January 20, 2022

Movie Review: Maria Full of Grace

Gerald O'Malley, DO, FACEP

Maria Full of Grace from 2004 is a harrowing movie that documents the terrifying and desperate journey of a pregnant young woman who, in an attempt to escape her dead-end future in a tiny, run-down Columbian village near Bogota, makes the fateful decision to become a cocaine mule (a drug smuggler). The movie stars the beautiful and understated Catalina Sandino Moreno, who was justifiably nominated for an Academy Award for her portrayal of the ferociously intelligent and determined title character (Maria). The movie is very well done and demonstrates in unblinking detail Maria’s meeting with the ruthless drug cartel, the creation of the drug packets and her preparation and training on how to swallow the large, bullet-shaped, pure cocaine filled, wax-sealed condoms. Maria is a victim of economic and social pressures, but she doesn't think like a victim. She has grit and can improvise and the movie wisely avoids the usual cliches about the drug cartel which is shown as businesslike but primitive and run by people more dimwitted than evil. There are no machineguns or shootouts. It focuses on the human drama, and Maria engages our sympathy.

The movie follows our heroine through the Columbian airport and onto the airplane bound for New York City. The portion of the movie that takes place on the airplane is one of the most terrifying scenes in movie history as Maria and two other mules watch the clock (and each other) and they get closer to the United States (and Customs control) and then everything goes sideways. In one of the most suspenseful scenes ever filmed, Maria begins to prematurely pass the packets in the bathroom of the plane and has to re-ingest them and without giving too much of the plot away, one of the women she is traveling with begins to develop signs of cocaine toxicity due to one of the condoms leaking inside her intestines. Maria has to try to assist her friend while avoiding suspicion and capture on the plane. Once the plane lands, Maria has to find a way to avoid capture by the American Customs agents, help her friends also avoid detection and capture and get her sick, cocaine poisoned companion through the airport and deliver her and the cocaine into the hands of cartel members assigned to intercept them and keep them in a sleazy hotel room until all the packets are delivered.
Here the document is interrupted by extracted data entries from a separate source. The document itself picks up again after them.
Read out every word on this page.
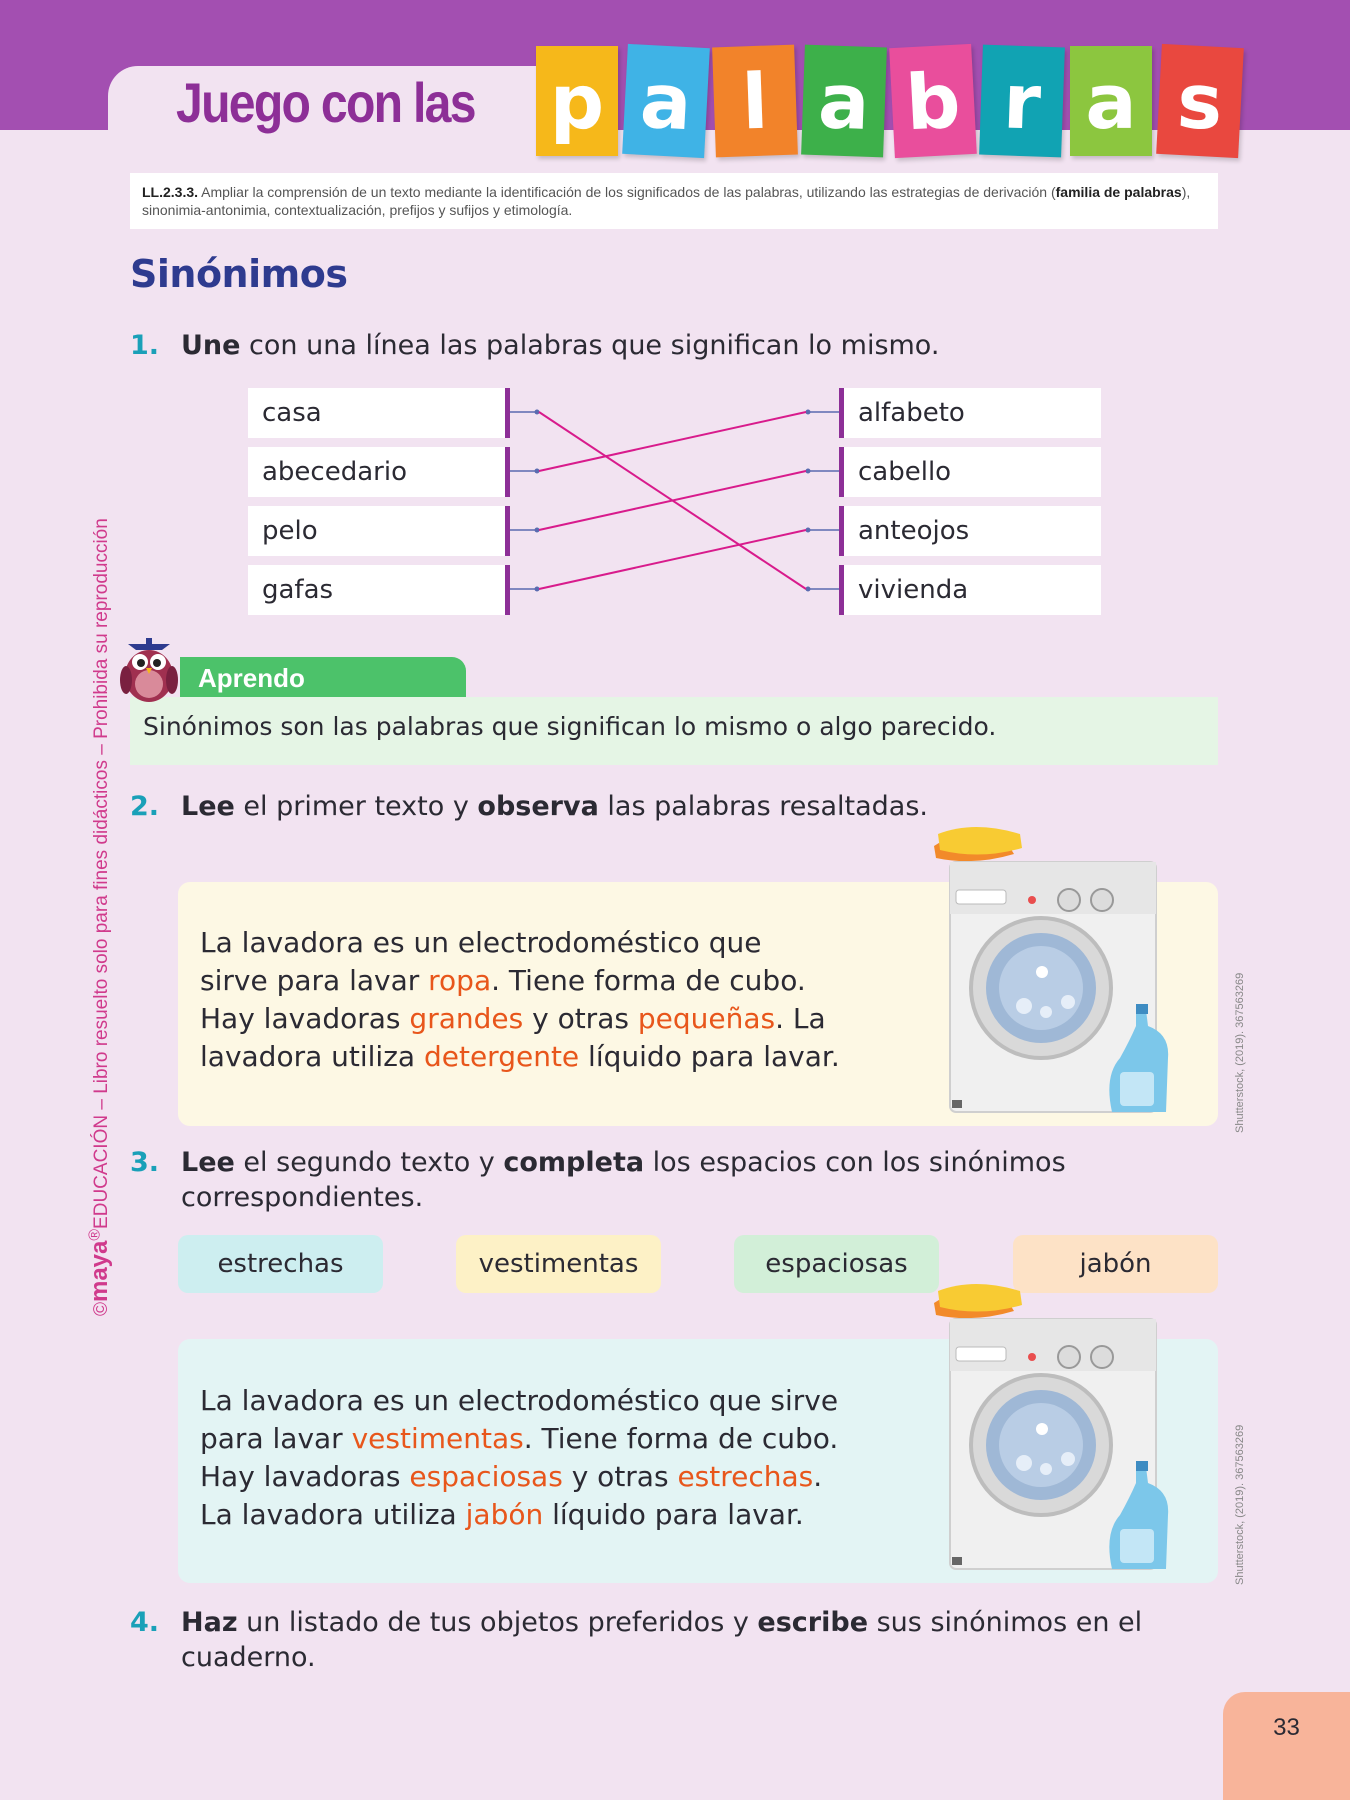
Juego con las p a l a b r a s
LL.2.3.3. Ampliar la comprensión de un texto mediante la identificación de los significados de las palabras, utilizando las estrategias de derivación (familia de palabras), sinonimia-antonimia, contextualización, prefijos y sufijos y etimología.
Sinónimos
1. Une con una línea las palabras que significan lo mismo.
casa
abecedario
pelo
gafas
alfabeto
cabello
anteojos
vivienda
Aprendo
Sinónimos son las palabras que significan lo mismo o algo parecido.
2. Lee el primer texto y observa las palabras resaltadas.
La lavadora es un electrodoméstico que
sirve para lavar ropa. Tiene forma de cubo.
Hay lavadoras grandes y otras pequeñas. La
lavadora utiliza detergente líquido para lavar.	Shutterstock, (2019). 367563269
3. Lee el segundo texto y completa los espacios con los sinónimos
correspondientes.
estrechas	vestimentas	espaciosas	jabón
La lavadora es un electrodoméstico que sirve
para lavar vestimentas. Tiene forma de cubo.
Hay lavadoras espaciosas y otras estrechas.
La lavadora utiliza jabón líquido para lavar.	Shutterstock, (2019). 367563269
4. Haz un listado de tus objetos preferidos y escribe sus sinónimos en el
cuaderno.
©maya®EDUCACIÓN – Libro resuelto solo para fines didácticos – Prohibida su reproducción
33
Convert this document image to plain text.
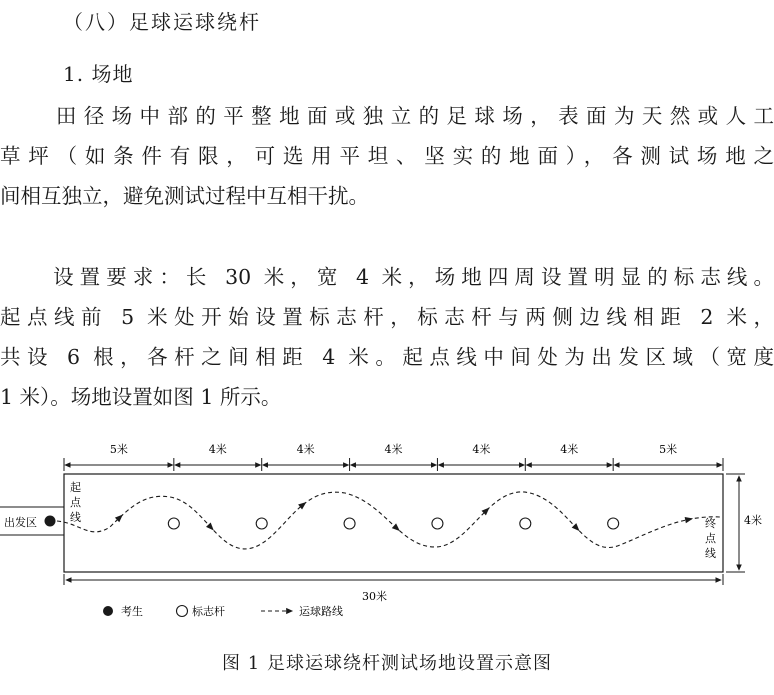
（八）足球运球绕杆
1. 场地
　　田径场中部的平整地面或独立的足球场，表面为天然或人工
草坪（如条件有限，可选用平坦、坚实的地面），各测试场地之
间相互独立，避免测试过程中互相干扰。
　　设置要求：长 30 米，宽 4 米，场地四周设置明显的标志线。
起点线前 5 米处开始设置标志杆，标志杆与两侧边线相距 2 米，
共设 6 根，各杆之间相距 4 米。起点线中间处为出发区域（宽度
1 米）。场地设置如图 1 所示。
5米	4米	4米	4米	4米	4米	5米
出发区
起
点
线	终
点
线
4米
30米
考生	标志杆	运球路线
图 1 足球运球绕杆测试场地设置示意图
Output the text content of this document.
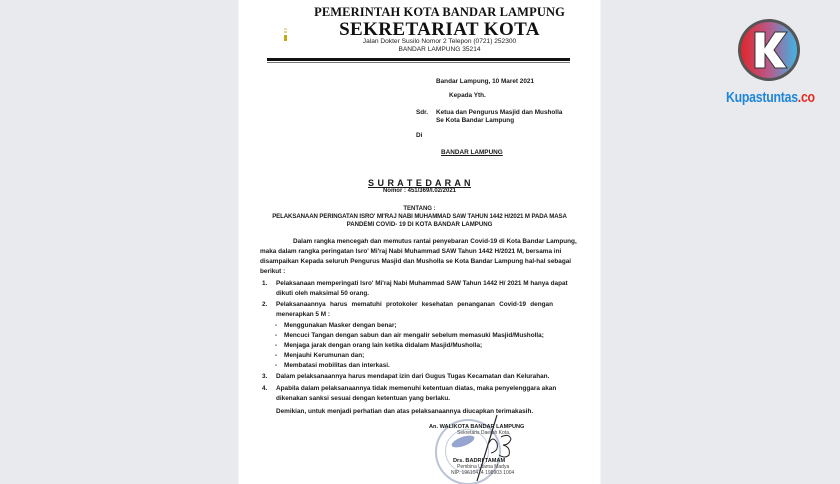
PEMERINTAH KOTA BANDAR LAMPUNG
SEKRETARIAT KOTA
Jalan Dokter Susilo Nomor 2 Telepon (0721) 252300
BANDAR LAMPUNG 35214
Bandar Lampung, 10 Maret 2021
Kepada Yth.
Sdr. Ketua dan Pengurus Masjid dan Musholla
Se Kota Bandar Lampung
Di
BANDAR LAMPUNG
S U R A T E D A R A N
Nomor : 451/369/I.02/2021
TENTANG :
PELAKSANAAN PERINGATAN ISRO' MI'RAJ NABI MUHAMMAD SAW TAHUN 1442 H/2021 M PADA MASA
PANDEMI COVID- 19 DI KOTA BANDAR LAMPUNG
Dalam rangka mencegah dan memutus rantai penyebaran Covid-19 di Kota Bandar Lampung,
maka dalam rangka peringatan Isro' Mi'raj Nabi Muhammad SAW Tahun 1442 H/2021 M, bersama ini
disampaikan Kepada seluruh Pengurus Masjid dan Musholla se Kota Bandar Lampung hal-hal sebagai
berikut :
1. Pelaksanaan memperingati Isro' Mi'raj Nabi Muhammad SAW Tahun 1442 H/ 2021 M hanya dapat
dikuti oleh maksimal 50 orang.
2. Pelaksanaannya harus mematuhi protokoler kesehatan penanganan Covid-19 dengan
menerapkan 5 M :
- Menggunakan Masker dengan benar;
- Mencuci Tangan dengan sabun dan air mengalir sebelum memasuki Masjid/Musholla;
- Menjaga jarak dengan orang lain ketika didalam Masjid/Musholla;
- Menjauhi Kerumunan dan;
- Membatasi mobilitas dan interkasi.
3. Dalam pelaksanaannya harus mendapat izin dari Gugus Tugas Kecamatan dan Kelurahan.
4. Apabila dalam pelaksanaannya tidak memenuhi ketentuan diatas, maka penyelenggara akan
dikenakan sanksi sesuai dengan ketentuan yang berlaku.
Demikian, untuk menjadi perhatian dan atas pelaksanaannya diucapkan terimakasih.
An. WALIKOTA BANDAR LAMPUNG
Sekretaris Daerah Kota,
Drs. BADRI TAMAM
Pembina Utama Madya
NIP. 19610414 198903 1004
Kupastuntas.co
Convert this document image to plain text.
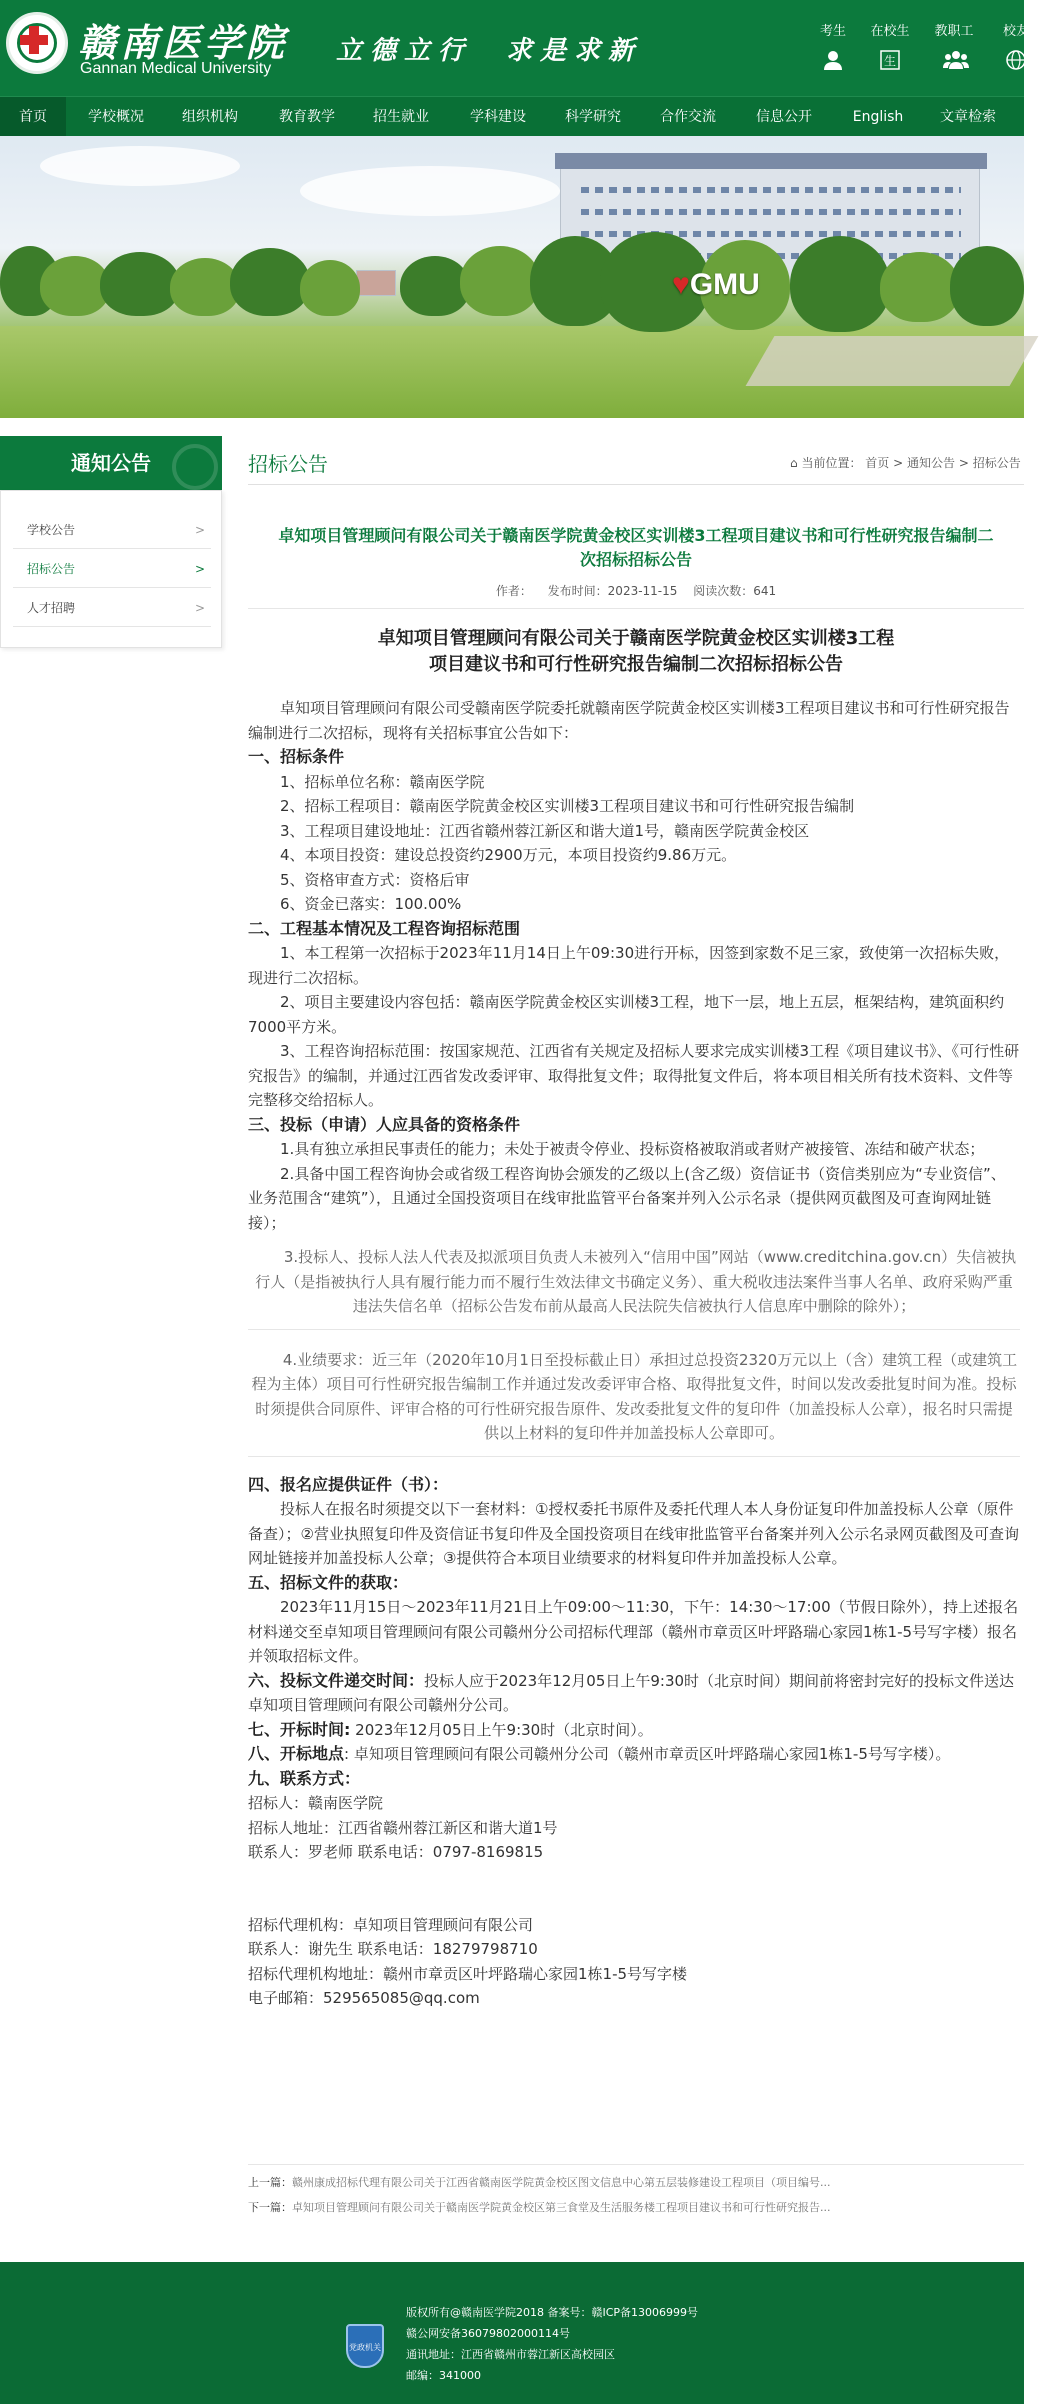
赣南医学院
Gannan Medical University
立德立行 求是求新
考生	在校生
生
教职工	校友
首页	学校概况	组织机构	教育教学	招生就业	学科建设	科学研究	合作交流	信息公开	English	文章检索
♥GMU
通知公告
学校公告	>
招标公告	>
人才招聘	>
招标公告	⌂ 当前位置： 首页 > 通知公告 > 招标公告
卓知项目管理顾问有限公司关于赣南医学院黄金校区实训楼3工程项目建议书和可行性研究报告编制二
次招标招标公告
作者： 发布时间：2023-11-15 阅读次数：641
卓知项目管理顾问有限公司关于赣南医学院黄金校区实训楼3工程
项目建议书和可行性研究报告编制二次招标招标公告

卓知项目管理顾问有限公司受赣南医学院委托就赣南医学院黄金校区实训楼3工程项目建议书和可行性研究报告编制进行二次招标，现将有关招标事宜公告如下：

一、招标条件

1、招标单位名称：赣南医学院

2、招标工程项目：赣南医学院黄金校区实训楼3工程项目建议书和可行性研究报告编制

3、工程项目建设地址：江西省赣州蓉江新区和谐大道1号，赣南医学院黄金校区

4、本项目投资：建设总投资约2900万元，本项目投资约9.86万元。

5、资格审查方式：资格后审

6、资金已落实：100.00%

二、工程基本情况及工程咨询招标范围

1、本工程第一次招标于2023年11月14日上午09:30进行开标，因签到家数不足三家，致使第一次招标失败，现进行二次招标。

2、项目主要建设内容包括：赣南医学院黄金校区实训楼3工程，地下一层，地上五层，框架结构，建筑面积约7000平方米。

3、工程咨询招标范围：按国家规范、江西省有关规定及招标人要求完成实训楼3工程《项目建议书》、《可行性研究报告》的编制，并通过江西省发改委评审、取得批复文件；取得批复文件后，将本项目相关所有技术资料、文件等完整移交给招标人。

三、投标（申请）人应具备的资格条件

1.具有独立承担民事责任的能力；未处于被责令停业、投标资格被取消或者财产被接管、冻结和破产状态；

2.具备中国工程咨询协会或省级工程咨询协会颁发的乙级以上(含乙级）资信证书（资信类别应为“专业资信”、业务范围含“建筑”），且通过全国投资项目在线审批监管平台备案并列入公示名录（提供网页截图及可查询网址链接）；

3.投标人、投标人法人代表及拟派项目负责人未被列入“信用中国”网站（www.creditchina.gov.cn）失信被执行人（是指被执行人具有履行能力而不履行生效法律文书确定义务）、重大税收违法案件当事人名单、政府采购严重违法失信名单（招标公告发布前从最高人民法院失信被执行人信息库中删除的除外）；

4.业绩要求：近三年（2020年10月1日至投标截止日）承担过总投资2320万元以上（含）建筑工程（或建筑工程为主体）项目可行性研究报告编制工作并通过发改委评审合格、取得批复文件，时间以发改委批复时间为准。投标时须提供合同原件、评审合格的可行性研究报告原件、发改委批复文件的复印件（加盖投标人公章），报名时只需提供以上材料的复印件并加盖投标人公章即可。

四、报名应提供证件（书）：

投标人在报名时须提交以下一套材料：①授权委托书原件及委托代理人本人身份证复印件加盖投标人公章（原件备查）；②营业执照复印件及资信证书复印件及全国投资项目在线审批监管平台备案并列入公示名录网页截图及可查询网址链接并加盖投标人公章；③提供符合本项目业绩要求的材料复印件并加盖投标人公章。

五、招标文件的获取：

2023年11月15日～2023年11月21日上午09:00～11:30，下午：14:30～17:00（节假日除外），持上述报名材料递交至卓知项目管理顾问有限公司赣州分公司招标代理部（赣州市章贡区叶坪路瑞心家园1栋1-5号写字楼）报名并领取招标文件。

六、投标文件递交时间：投标人应于2023年12月05日上午9:30时（北京时间）期间前将密封完好的投标文件送达卓知项目管理顾问有限公司赣州分公司。

七、开标时间: 2023年12月05日上午9:30时（北京时间）。

八、开标地点: 卓知项目管理顾问有限公司赣州分公司（赣州市章贡区叶坪路瑞心家园1栋1-5号写字楼）。

九、联系方式：

招标人：赣南医学院

招标人地址：江西省赣州蓉江新区和谐大道1号

联系人：罗老师 联系电话：0797-8169815

招标代理机构：卓知项目管理顾问有限公司

联系人：谢先生 联系电话：18279798710

招标代理机构地址：赣州市章贡区叶坪路瑞心家园1栋1-5号写字楼

电子邮箱：529565085@qq.com

上一篇：赣州康成招标代理有限公司关于江西省赣南医学院黄金校区图文信息中心第五层装修建设工程项目（项目编号...
下一篇：卓知项目管理顾问有限公司关于赣南医学院黄金校区第三食堂及生活服务楼工程项目建议书和可行性研究报告...
党政机关
版权所有@赣南医学院2018 备案号：赣ICP备13006999号
赣公网安备36079802000114号
通讯地址：江西省赣州市蓉江新区高校园区
邮编：341000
The action and the suspense never stop for a moment. The cloak-and-dagger momentum never lets up and the ending is not predictable or inevitable but is logical. “Maria Full of Grace” is a brilliant movie that gets an A for entertainment and an A for realistic portrayal of the physiologic effects of cocaine and the brutal and remorseless lives of the cocaine cartels and the people who belong to them.